Kendine ayırabileceğin çok az zaman kaldı.

Bu meslekte büyük faydalar ve ikramiyeler arayan insanlar bunları bulamayacak. Bu durumda konuya yeterince yaklaşmalı ve neye bulaştığınızı anlamalısınız.

ProPedia: 17 yaşındayken neye bulaştığının farkında mıydın?

E.K.:
Hayır elbette. TV ekranından her şey doğal olarak tamamen farklı görünüyordu.

ProPedia: Her şeyden vazgeçmek istemedin mi?

E.K.:
Sık sık her şeyden sıkıldığımı, bir yere uçup gitmek istediğimi düşünüyorum. Bir adada insanlardan uzak bir yerde kendinizi yormadan bir yıl yaşayın. İşte bu kadar yorulursunuz ve yorulursunuz. Ancak her şeyi buna sığdırırken dinlenmeye, programınızı boşaltmaya çalışmalısınız.

Egor İnancı
Samara'da Egor Creed

ProPedia: Boşaltma hakkında konuşuyorsunuz, ancak düzenli turlara ek olarak TNT'deki "The Bachelor" programına katılımı da eklediniz. Hala nasıl dayanıyorsun?

E.K.:
Peki şöyle bir şey (gülümsüyor). Elbette bazen durum bir bütün olarak bunaltıcı olabiliyor ama şikayet etmek istemiyorum. Bu benim bilinçli seçimim ve benim durumumda ağıt yakmak aptalca.

ProPedia: Birkaç hafta önce bizimle yaptığınız bir röportajda, kendinizi tanımak ve aynı zamanda gerçek benliğinizi göstermek için "The Bachelor" programına katıldığınızı söylemiştiniz. Yönetilen?

E.K.:
Sanırım cevap vermek zor. Her TV projesinin sınırlı bir yayın süresi vardır, bu nedenle her şey gösterilmiyor ama ana anlamlar ve olaylar elbette izleyici benimle yaşıyor.

"Yine de izleyicilerin çoğu beni diğer taraftan tanımayı başardı, onlara yeni bir şekilde açılıyorum çünkü "The Bachelor" da gerçeğim, maskesiz ve entrikasızım."

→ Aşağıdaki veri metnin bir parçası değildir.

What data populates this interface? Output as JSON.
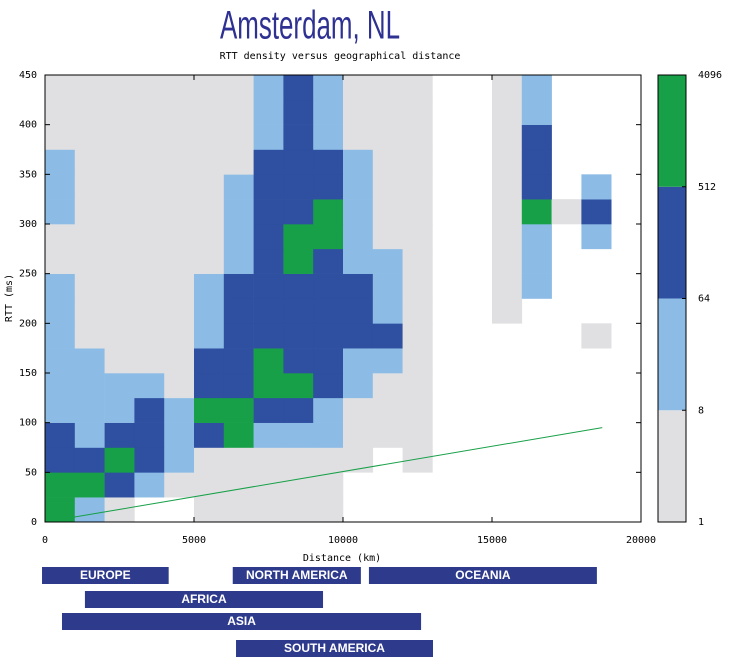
{
  "chart_data": {
    "type": "heatmap",
    "title": "Amsterdam, NL",
    "subtitle": "RTT density versus geographical distance",
    "x_label": "Distance (km)",
    "y_label": "RTT (ms)",
    "xlim": [
      0,
      20000
    ],
    "xticks": [
      0,
      5000,
      10000,
      15000,
      20000
    ],
    "ylim": [
      0,
      450
    ],
    "yticks": [
      0,
      50,
      100,
      150,
      200,
      250,
      300,
      350,
      400,
      450
    ],
    "xbins": [
      0,
      1000,
      2000,
      3000,
      4000,
      5000,
      6000,
      7000,
      8000,
      9000,
      10000,
      11000,
      12000,
      13000,
      14000,
      15000,
      16000,
      17000,
      18000,
      19000,
      20000
    ],
    "ybins": [
      0,
      25,
      50,
      75,
      100,
      125,
      150,
      175,
      200,
      225,
      250,
      275,
      300,
      325,
      350,
      375,
      400,
      425,
      450
    ],
    "z": [
      [
        1000,
        20,
        3,
        0,
        0,
        3,
        3,
        3,
        3,
        3,
        0,
        0,
        0,
        0,
        0,
        0,
        0,
        0,
        0,
        0
      ],
      [
        1000,
        1000,
        150,
        20,
        3,
        3,
        3,
        3,
        3,
        3,
        0,
        0,
        0,
        0,
        0,
        0,
        0,
        0,
        0,
        0
      ],
      [
        150,
        150,
        1000,
        150,
        20,
        3,
        3,
        3,
        3,
        3,
        3,
        0,
        3,
        0,
        0,
        0,
        0,
        0,
        0,
        0
      ],
      [
        150,
        20,
        150,
        150,
        20,
        150,
        1000,
        20,
        20,
        20,
        3,
        3,
        3,
        0,
        0,
        0,
        0,
        0,
        0,
        0
      ],
      [
        20,
        20,
        20,
        150,
        20,
        1000,
        1000,
        150,
        150,
        20,
        3,
        3,
        3,
        0,
        0,
        0,
        0,
        0,
        0,
        0
      ],
      [
        20,
        20,
        20,
        20,
        3,
        150,
        150,
        1000,
        1000,
        150,
        20,
        3,
        3,
        0,
        0,
        0,
        0,
        0,
        0,
        0
      ],
      [
        20,
        20,
        3,
        3,
        3,
        150,
        150,
        1000,
        150,
        150,
        20,
        20,
        3,
        0,
        0,
        0,
        0,
        0,
        0,
        0
      ],
      [
        20,
        3,
        3,
        3,
        3,
        20,
        150,
        150,
        150,
        150,
        150,
        150,
        3,
        0,
        0,
        0,
        0,
        0,
        3,
        0
      ],
      [
        20,
        3,
        3,
        3,
        3,
        20,
        150,
        150,
        150,
        150,
        150,
        20,
        3,
        0,
        0,
        3,
        0,
        0,
        0,
        0
      ],
      [
        20,
        3,
        3,
        3,
        3,
        20,
        150,
        150,
        150,
        150,
        150,
        20,
        3,
        0,
        0,
        3,
        20,
        0,
        0,
        0
      ],
      [
        3,
        3,
        3,
        3,
        3,
        3,
        20,
        150,
        1000,
        150,
        20,
        20,
        3,
        0,
        0,
        3,
        20,
        0,
        0,
        0
      ],
      [
        3,
        3,
        3,
        3,
        3,
        3,
        20,
        150,
        1000,
        1000,
        20,
        3,
        3,
        0,
        0,
        3,
        20,
        0,
        20,
        0
      ],
      [
        20,
        3,
        3,
        3,
        3,
        3,
        20,
        150,
        150,
        1000,
        20,
        3,
        3,
        0,
        0,
        3,
        1000,
        3,
        150,
        0
      ],
      [
        20,
        3,
        3,
        3,
        3,
        3,
        20,
        150,
        150,
        150,
        20,
        3,
        3,
        0,
        0,
        3,
        150,
        0,
        20,
        0
      ],
      [
        20,
        3,
        3,
        3,
        3,
        3,
        3,
        150,
        150,
        150,
        20,
        3,
        3,
        0,
        0,
        3,
        150,
        0,
        0,
        0
      ],
      [
        3,
        3,
        3,
        3,
        3,
        3,
        3,
        20,
        150,
        20,
        3,
        3,
        3,
        0,
        0,
        3,
        150,
        0,
        0,
        0
      ],
      [
        3,
        3,
        3,
        3,
        3,
        3,
        3,
        20,
        150,
        20,
        3,
        3,
        3,
        0,
        0,
        3,
        20,
        0,
        0,
        0
      ],
      [
        3,
        3,
        3,
        3,
        3,
        3,
        3,
        20,
        150,
        20,
        3,
        3,
        3,
        0,
        0,
        3,
        20,
        0,
        0,
        0
      ]
    ],
    "colorbar": {
      "ticks": [
        1,
        8,
        64,
        512,
        4096
      ],
      "colors": [
        "#e0e0e2",
        "#8cbce6",
        "#2f4fa0",
        "#18a048"
      ],
      "log": true
    },
    "line": {
      "color": "#18a048",
      "x": [
        0,
        18700
      ],
      "values": [
        0,
        95
      ]
    },
    "regions": [
      {
        "name": "EUROPE",
        "range": [
          -100,
          4150
        ]
      },
      {
        "name": "NORTH AMERICA",
        "range": [
          6300,
          10600
        ]
      },
      {
        "name": "OCEANIA",
        "range": [
          10870,
          18520
        ]
      },
      {
        "name": "AFRICA",
        "range": [
          1340,
          9330
        ]
      },
      {
        "name": "ASIA",
        "range": [
          570,
          12620
        ]
      },
      {
        "name": "SOUTH AMERICA",
        "range": [
          6410,
          13020
        ]
      }
    ]
  }
}
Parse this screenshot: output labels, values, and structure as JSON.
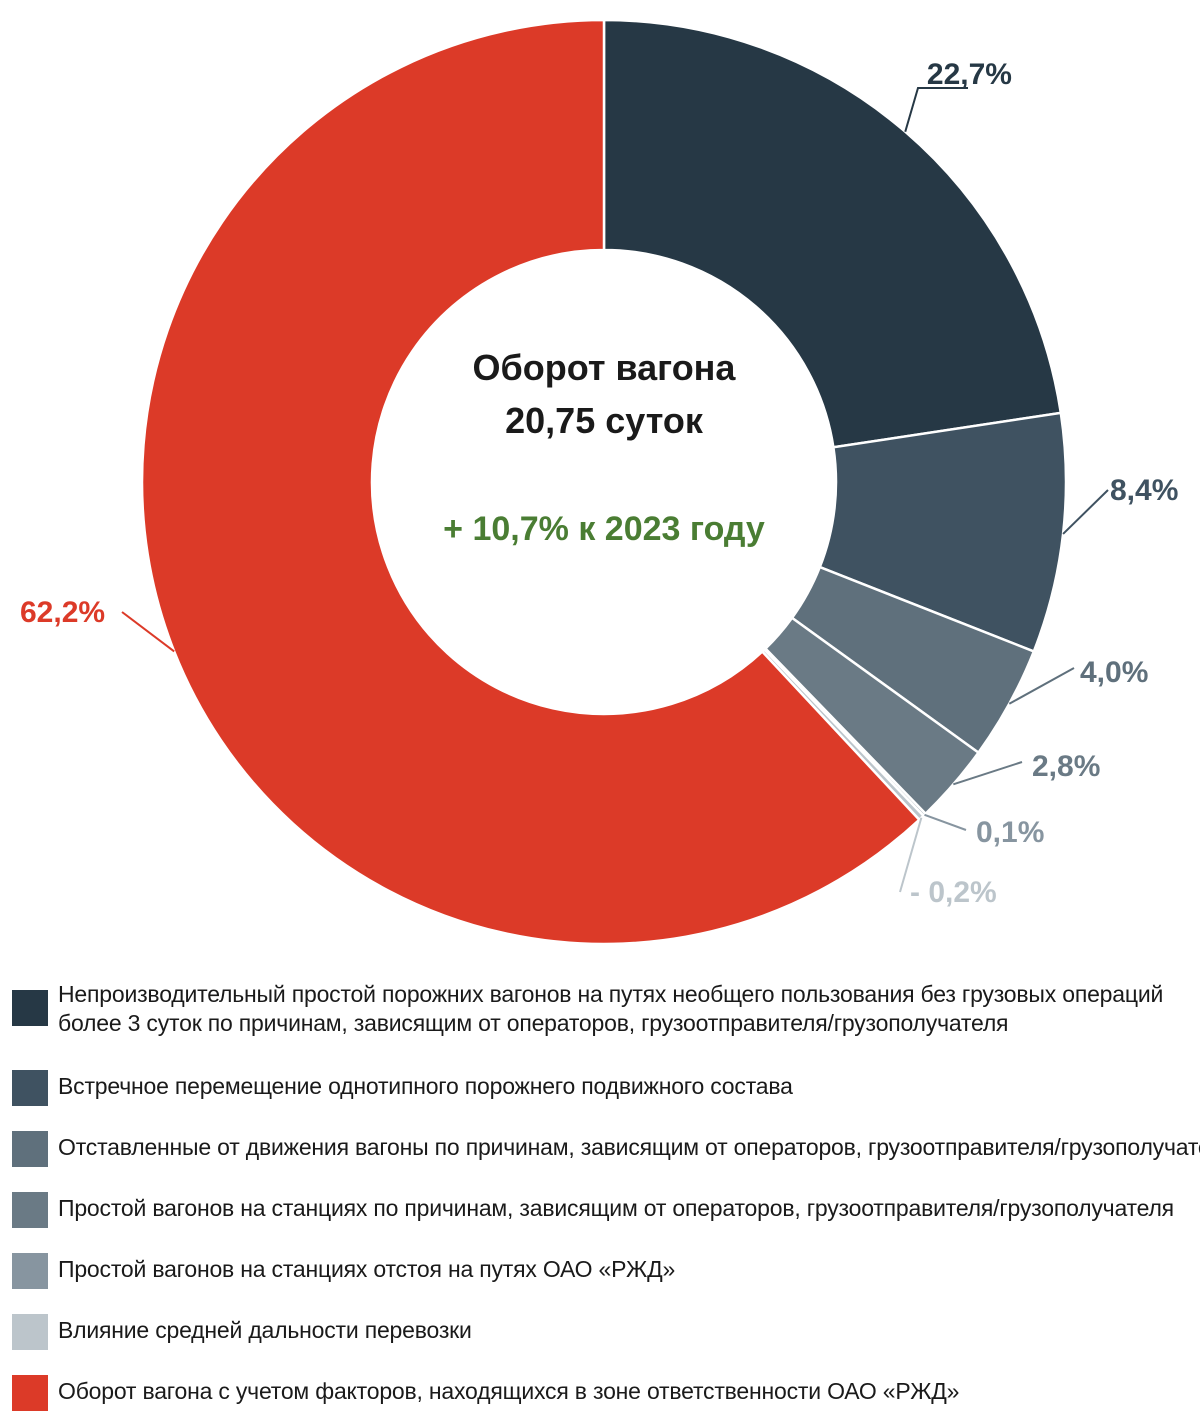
{
  "chart_data": {
    "type": "pie",
    "donut": true,
    "center": {
      "line1": "Оборот вагона",
      "line2": "20,75 суток",
      "change": "+ 10,7% к 2023 году",
      "change_color": "#4a7d33"
    },
    "slices": [
      {
        "value": 22.7,
        "label": "22,7%",
        "color": "#263845",
        "label_color": "#263845",
        "legend": "Непроизводительный простой порожних вагонов на путях необщего пользования без грузовых операций более 3 суток по причинам, зависящим от операторов, грузоотправителя/грузополучателя"
      },
      {
        "value": 8.4,
        "label": "8,4%",
        "color": "#3f5261",
        "label_color": "#3f5261",
        "legend": "Встречное перемещение однотипного порожнего подвижного состава"
      },
      {
        "value": 4.0,
        "label": "4,0%",
        "color": "#5f707c",
        "label_color": "#5f707c",
        "legend": "Отставленные от движения вагоны по причинам, зависящим от операторов, грузоотправителя/грузополучателя"
      },
      {
        "value": 2.8,
        "label": "2,8%",
        "color": "#6a7a85",
        "label_color": "#6a7a85",
        "legend": "Простой вагонов на станциях по причинам, зависящим от операторов, грузоотправителя/грузополучателя"
      },
      {
        "value": 0.1,
        "label": "0,1%",
        "color": "#8795a0",
        "label_color": "#8795a0",
        "legend": "Простой вагонов на станциях отстоя на путях ОАО «РЖД»"
      },
      {
        "value": -0.2,
        "label": "- 0,2%",
        "color": "#bcc5cb",
        "label_color": "#bcc5cb",
        "legend": "Влияние средней дальности перевозки"
      },
      {
        "value": 62.2,
        "label": "62,2%",
        "color": "#dc3a28",
        "label_color": "#dc3a28",
        "legend": "Оборот вагона с учетом факторов, находящихся в зоне ответственности ОАО «РЖД»"
      }
    ]
  }
}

ProPedia: Projeye katılımınızdan pişman mısınız?

E.K.:
Hayır tabii ki, sadece minnettarım. İnsanları ve kendimi biraz daha iyi anlamaya başladım. Öte yandan biraz daha zorlaştı çünkü etrafımdaki herkes sadece benden ve projemden bahsediyordu. Örneğin, yakın zamanda bir performansla Krasnodar'a uçtum ve şehir için bu bir konser değil, bütün bir olaydı: "Bekar" Yegor Creed'in kendisi onlara geldi (gülümsüyor). İnsanlar giderek yaratıcılıktan kişiliğe geçiyor ve bu muhtemelen iyi bir şey.

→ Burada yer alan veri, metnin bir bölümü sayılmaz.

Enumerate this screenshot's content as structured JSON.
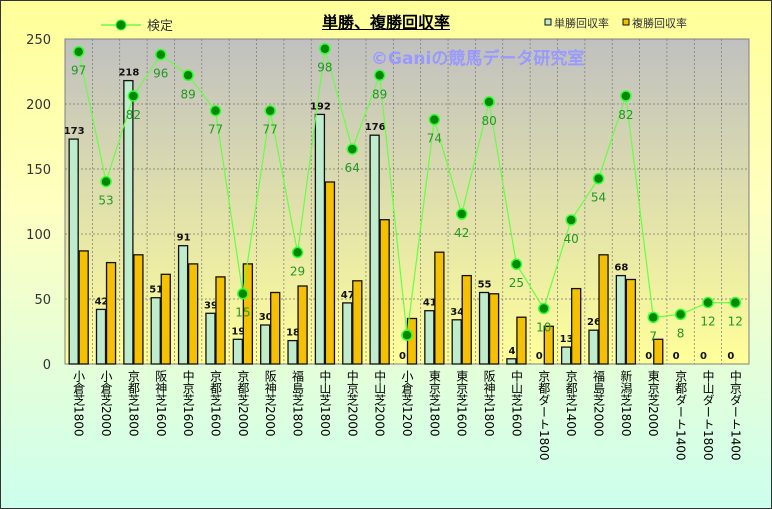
{
  "chart_data": {
    "type": "bar",
    "title": "単勝、複勝回収率",
    "watermark": "©Ganiの競馬データ研究室",
    "categories": [
      "小倉芝1800",
      "小倉芝2000",
      "京都芝1800",
      "阪神芝1600",
      "中京芝1600",
      "京都芝1600",
      "京都芝2000",
      "阪神芝2000",
      "福島芝1800",
      "中山芝1800",
      "中京芝2000",
      "中山芝2000",
      "小倉芝1200",
      "東京芝1800",
      "東京芝1600",
      "阪神芝1800",
      "中山芝1600",
      "京都ダート1800",
      "京都芝1400",
      "福島芝2000",
      "新潟芝1800",
      "東京芝2000",
      "京都ダート1400",
      "中山ダート1800",
      "中京ダート1400"
    ],
    "series": [
      {
        "name": "単勝回収率",
        "type": "bar",
        "color": "#bfeccc",
        "values": [
          173,
          42,
          218,
          51,
          91,
          39,
          19,
          30,
          18,
          192,
          47,
          176,
          0,
          41,
          34,
          55,
          4,
          0,
          13,
          26,
          68,
          0,
          0,
          0,
          0
        ],
        "labels": true
      },
      {
        "name": "複勝回収率",
        "type": "bar",
        "color": "#f5c000",
        "values": [
          87,
          78,
          84,
          69,
          77,
          67,
          77,
          55,
          60,
          140,
          64,
          111,
          35,
          86,
          68,
          54,
          36,
          29,
          58,
          84,
          65,
          19,
          0,
          0,
          0
        ],
        "labels": false
      },
      {
        "name": "検定",
        "type": "line",
        "axis": "secondary",
        "color": "#66ff44",
        "marker_color": "#008800",
        "values": [
          97,
          53,
          82,
          96,
          89,
          77,
          15,
          77,
          29,
          98,
          64,
          89,
          1,
          74,
          42,
          80,
          25,
          10,
          40,
          54,
          82,
          7,
          8,
          12,
          12
        ],
        "labels": true
      }
    ],
    "ylim": [
      0,
      250
    ],
    "yticks": [
      "0",
      "50",
      "100",
      "150",
      "200",
      "250"
    ],
    "y2lim": [
      -8.8,
      101.3
    ],
    "grid": true,
    "legend": "top"
  }
}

ProPedia: Görünüşe göre proje sırasında kızlarla ilgili hayal kırıklığına uğramışsın...

E.K.:
Hayır, elbette. Otel kızları beni hayal kırıklığına uğratabilir ama hepsinde değil (gülümsüyor). Kızlar haindir ve bence çoğunluk da böyle. En azından benimle ilgili olarak. Belki aynı kızlar diğer erkeklere karşı farklı davranırdı.

ProPedia: Popülerliğiniz nedeniyle yolda bu tür insanlarla karşılaştığınız için pişman değil misiniz?

E.K.:
Hayır, hiç pişman değilim. Bu benim yolum.